Like many cities, Barcelona is a city of neighborhoods. The Bari Gotic is built on the remains of the original Roman garrison. The Olympic neighborhood is on the site of the housing built several years ago for the Olympics and Para-Olympics. They blend together easily. Most of the architecture is what we think of as European urban – mostly walk-up flats with store fronts at ground level, most with balconies which have wrought iron railings and a slight New Orleans flair. It is generally a low city; with the obvious exception of several more modern towers, the tallest buildings don’t seem to exceed ten stories. As a result, there is lots of sunshine [except today] on the wide boulevards and many public parks.

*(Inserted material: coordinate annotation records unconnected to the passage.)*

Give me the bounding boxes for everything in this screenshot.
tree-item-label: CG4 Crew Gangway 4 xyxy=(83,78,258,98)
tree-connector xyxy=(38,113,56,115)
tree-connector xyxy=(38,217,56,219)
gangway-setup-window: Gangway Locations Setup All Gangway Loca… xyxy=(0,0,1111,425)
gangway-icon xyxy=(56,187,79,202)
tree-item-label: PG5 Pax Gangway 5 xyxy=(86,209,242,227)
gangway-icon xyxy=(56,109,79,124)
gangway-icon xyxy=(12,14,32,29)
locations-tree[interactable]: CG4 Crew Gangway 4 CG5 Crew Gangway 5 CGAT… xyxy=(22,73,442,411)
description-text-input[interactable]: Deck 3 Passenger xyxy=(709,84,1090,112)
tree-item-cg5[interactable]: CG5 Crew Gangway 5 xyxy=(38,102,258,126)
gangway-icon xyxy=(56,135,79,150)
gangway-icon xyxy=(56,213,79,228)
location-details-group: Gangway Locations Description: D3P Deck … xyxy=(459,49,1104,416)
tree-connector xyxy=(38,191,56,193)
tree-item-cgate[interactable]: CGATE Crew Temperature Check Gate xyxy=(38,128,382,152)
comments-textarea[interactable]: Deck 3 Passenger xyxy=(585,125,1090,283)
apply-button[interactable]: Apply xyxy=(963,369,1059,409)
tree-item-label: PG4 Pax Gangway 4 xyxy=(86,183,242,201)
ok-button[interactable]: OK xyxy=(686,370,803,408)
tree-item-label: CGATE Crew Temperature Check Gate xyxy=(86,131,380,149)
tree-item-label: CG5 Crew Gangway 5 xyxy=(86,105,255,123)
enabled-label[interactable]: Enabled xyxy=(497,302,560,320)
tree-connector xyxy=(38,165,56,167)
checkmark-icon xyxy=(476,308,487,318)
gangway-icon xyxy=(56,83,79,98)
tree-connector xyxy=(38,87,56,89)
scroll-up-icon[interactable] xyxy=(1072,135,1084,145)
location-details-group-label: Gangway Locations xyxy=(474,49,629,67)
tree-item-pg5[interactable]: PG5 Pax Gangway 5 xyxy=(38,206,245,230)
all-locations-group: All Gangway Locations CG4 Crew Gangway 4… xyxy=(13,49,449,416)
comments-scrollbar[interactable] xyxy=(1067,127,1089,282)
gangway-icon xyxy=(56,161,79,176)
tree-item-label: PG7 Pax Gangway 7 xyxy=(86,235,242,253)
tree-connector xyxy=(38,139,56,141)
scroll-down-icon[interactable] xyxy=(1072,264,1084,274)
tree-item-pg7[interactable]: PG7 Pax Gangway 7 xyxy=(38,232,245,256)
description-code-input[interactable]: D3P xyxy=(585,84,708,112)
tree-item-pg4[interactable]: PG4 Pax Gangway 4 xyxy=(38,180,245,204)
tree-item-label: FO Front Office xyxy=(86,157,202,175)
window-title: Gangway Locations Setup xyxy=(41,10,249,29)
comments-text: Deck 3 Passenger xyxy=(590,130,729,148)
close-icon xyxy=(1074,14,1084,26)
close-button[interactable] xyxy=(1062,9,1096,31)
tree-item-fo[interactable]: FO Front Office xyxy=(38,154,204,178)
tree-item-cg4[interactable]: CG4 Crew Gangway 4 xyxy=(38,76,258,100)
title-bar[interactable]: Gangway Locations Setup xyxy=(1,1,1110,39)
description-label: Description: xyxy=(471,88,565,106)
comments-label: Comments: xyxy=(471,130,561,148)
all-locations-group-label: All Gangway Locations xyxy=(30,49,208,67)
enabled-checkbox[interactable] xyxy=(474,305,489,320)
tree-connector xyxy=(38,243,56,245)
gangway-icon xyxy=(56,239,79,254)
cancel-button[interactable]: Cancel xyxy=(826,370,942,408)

It is a city of art, too. The parks all have some sort of art either traditional or modern. Different neighborhoods effect different styles. The local artist most honored is Antonio Gaudi, designer of the Sagrada Famillia, who designed buildings and parks throughout the city. The Parc Guell, named for Gaudi’s patron, is at the top of a hill we chose not to climb. It is filled with representations of all kinds of animals, familiar yet not total reproductions. We hope to get there if there is a next time. Other buildings, such as the Pedrera, were pointed out on the Turistic bus.

Barcelona is filled with squares and traffic circles, also filled with assorted statuary. Avenues lead in every direction as people scurry hither and yon. Even on a dismal Saturday like today, the Rambla was busy, just not as busy as yesterday afternoon. And while this is a major cruise port and tourism center, the visible activity is mostly the people of this beautiful city just living their lives.

Summing up the rest of the day – we lost in trivia, skipped the show and looked forward with anticipation because we are in Marseilles, France, tomorrow.